Une employée est licenciée avec effet immédiat en mai 2006. Elle introduit un recours auprès du tribunal du travail, considérant, en sus du caractère insuffisant de l’indemnité compensatoire de préavis, qu’elle a été licenciée alors qu’elle avait fait une demande de crédit-temps et que les motifs du licenciement n’étaient pas étrangers à celle-ci.
En outre, elle demande une indemnité pour abus de droit de licencier, estimant que le caractère abusif du licenciement est révélé par un échange de mails avec son supérieur hiérarchique.

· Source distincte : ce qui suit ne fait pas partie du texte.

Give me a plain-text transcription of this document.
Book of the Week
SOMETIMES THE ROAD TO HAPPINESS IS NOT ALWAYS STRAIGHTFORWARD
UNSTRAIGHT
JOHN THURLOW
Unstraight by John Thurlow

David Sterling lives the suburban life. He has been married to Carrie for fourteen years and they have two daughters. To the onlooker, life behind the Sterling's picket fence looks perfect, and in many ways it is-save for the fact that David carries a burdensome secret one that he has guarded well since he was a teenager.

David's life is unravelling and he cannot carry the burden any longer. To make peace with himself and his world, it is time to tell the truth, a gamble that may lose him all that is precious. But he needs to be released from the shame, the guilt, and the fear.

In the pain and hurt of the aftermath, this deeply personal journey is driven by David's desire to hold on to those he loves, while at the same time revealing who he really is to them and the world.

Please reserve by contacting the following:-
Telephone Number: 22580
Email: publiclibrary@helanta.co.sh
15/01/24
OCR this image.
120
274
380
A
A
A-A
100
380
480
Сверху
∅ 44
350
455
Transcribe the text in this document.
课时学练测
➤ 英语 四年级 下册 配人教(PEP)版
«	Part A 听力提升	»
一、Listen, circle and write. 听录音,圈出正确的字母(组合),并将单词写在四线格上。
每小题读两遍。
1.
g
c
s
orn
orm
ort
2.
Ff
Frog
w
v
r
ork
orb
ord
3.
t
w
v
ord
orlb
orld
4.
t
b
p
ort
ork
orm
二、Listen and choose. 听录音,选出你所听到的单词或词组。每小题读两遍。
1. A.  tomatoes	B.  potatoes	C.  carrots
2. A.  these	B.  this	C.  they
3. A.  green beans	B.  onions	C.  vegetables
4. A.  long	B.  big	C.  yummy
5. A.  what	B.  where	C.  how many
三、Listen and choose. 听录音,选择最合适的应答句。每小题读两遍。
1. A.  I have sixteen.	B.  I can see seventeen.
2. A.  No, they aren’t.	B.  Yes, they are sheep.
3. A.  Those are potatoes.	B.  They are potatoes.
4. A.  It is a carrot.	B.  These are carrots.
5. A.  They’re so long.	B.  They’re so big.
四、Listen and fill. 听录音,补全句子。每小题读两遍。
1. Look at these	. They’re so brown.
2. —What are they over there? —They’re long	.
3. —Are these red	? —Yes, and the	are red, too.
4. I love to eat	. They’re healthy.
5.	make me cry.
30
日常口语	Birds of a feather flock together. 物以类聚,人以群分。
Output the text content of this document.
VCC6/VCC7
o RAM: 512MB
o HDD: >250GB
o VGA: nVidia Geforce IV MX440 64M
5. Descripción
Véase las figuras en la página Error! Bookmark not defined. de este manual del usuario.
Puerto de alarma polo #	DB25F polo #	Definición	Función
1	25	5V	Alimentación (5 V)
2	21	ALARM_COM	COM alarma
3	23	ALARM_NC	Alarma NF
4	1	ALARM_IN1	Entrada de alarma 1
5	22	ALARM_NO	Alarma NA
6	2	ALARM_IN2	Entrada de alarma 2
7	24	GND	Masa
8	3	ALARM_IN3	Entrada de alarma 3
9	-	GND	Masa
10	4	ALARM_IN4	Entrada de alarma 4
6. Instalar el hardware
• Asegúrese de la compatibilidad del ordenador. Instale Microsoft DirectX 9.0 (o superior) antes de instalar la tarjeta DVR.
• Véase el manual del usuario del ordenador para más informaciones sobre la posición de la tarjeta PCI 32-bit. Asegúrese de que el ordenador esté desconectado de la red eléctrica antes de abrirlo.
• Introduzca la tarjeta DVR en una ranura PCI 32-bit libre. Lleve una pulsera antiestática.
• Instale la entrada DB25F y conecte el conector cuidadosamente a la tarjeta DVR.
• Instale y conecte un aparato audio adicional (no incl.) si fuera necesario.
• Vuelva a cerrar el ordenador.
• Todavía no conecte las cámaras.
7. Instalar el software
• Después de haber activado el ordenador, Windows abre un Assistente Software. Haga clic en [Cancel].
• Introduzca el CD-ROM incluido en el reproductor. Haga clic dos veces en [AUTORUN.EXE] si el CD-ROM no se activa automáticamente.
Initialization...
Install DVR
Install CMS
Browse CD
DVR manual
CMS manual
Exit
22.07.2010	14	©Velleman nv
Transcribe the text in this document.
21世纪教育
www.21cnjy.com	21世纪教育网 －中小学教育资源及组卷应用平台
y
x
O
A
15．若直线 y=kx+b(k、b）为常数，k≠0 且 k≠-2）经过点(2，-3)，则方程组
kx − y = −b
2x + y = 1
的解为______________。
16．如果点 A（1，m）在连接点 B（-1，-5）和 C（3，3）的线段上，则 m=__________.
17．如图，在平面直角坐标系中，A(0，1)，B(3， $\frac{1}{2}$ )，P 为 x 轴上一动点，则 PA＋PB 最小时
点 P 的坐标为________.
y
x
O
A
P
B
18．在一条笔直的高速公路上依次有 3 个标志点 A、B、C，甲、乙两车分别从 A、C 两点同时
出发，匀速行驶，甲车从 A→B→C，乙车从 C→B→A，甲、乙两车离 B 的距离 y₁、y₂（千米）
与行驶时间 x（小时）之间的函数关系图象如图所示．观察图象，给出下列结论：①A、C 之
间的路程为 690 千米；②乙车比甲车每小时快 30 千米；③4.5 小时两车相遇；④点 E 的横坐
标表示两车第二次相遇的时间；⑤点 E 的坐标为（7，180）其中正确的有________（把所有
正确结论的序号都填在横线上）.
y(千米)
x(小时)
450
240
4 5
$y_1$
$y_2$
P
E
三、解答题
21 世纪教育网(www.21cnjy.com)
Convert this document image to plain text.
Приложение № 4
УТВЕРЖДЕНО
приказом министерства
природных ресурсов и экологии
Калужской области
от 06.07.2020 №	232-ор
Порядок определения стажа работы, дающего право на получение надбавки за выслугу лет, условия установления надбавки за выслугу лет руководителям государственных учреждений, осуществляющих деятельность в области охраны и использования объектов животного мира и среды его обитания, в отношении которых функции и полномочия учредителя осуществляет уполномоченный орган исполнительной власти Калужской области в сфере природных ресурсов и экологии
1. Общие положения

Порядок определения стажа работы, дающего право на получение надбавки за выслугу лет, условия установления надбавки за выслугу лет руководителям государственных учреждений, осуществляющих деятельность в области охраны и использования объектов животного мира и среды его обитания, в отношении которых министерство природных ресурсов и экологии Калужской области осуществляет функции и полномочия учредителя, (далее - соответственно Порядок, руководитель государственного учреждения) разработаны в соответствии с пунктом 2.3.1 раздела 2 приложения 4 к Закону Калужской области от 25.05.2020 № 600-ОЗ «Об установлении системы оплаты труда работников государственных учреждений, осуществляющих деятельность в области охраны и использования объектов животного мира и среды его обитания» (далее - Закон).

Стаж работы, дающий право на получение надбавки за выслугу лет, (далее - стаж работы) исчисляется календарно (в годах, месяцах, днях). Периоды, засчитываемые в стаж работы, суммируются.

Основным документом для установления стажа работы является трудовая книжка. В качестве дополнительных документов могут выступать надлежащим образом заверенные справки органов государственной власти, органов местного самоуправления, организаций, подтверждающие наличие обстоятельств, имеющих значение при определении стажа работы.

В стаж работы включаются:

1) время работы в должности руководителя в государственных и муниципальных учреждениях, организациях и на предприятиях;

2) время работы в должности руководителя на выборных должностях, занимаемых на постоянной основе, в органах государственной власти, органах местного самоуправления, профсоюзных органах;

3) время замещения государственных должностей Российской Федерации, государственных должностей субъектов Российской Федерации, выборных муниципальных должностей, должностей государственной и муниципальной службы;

Elle considère qu’elle a été victime d’un harcèlement de la part de ce dernier, précisant que ni la délicatesse ni le respect de son personnel ne sont les priorités essentielles de celui-ci, non plus d’ailleurs que le respect de la loi.

Pour la société, il s’agit, au contraire, d’une réorganisation interne, qui est à la base du licenciement, l’entreprise ayant dû fusionner deux départements et ayant dû constater que l’intéressée n’avait ni le profil ni l’expérience nécessaires pour assurer pleinement une fonction dans le cadre de cette réorganisation.

La position du tribunal

Le tribunal va rejeter la demande d’indemnité de protection pour violation de la convention collective n° 77bis relative au crédit-temps. Pour le tribunal, des difficultés de fonctionnement et notamment des difficultés relationnelles se trouvent à la base de la rupture du contrat.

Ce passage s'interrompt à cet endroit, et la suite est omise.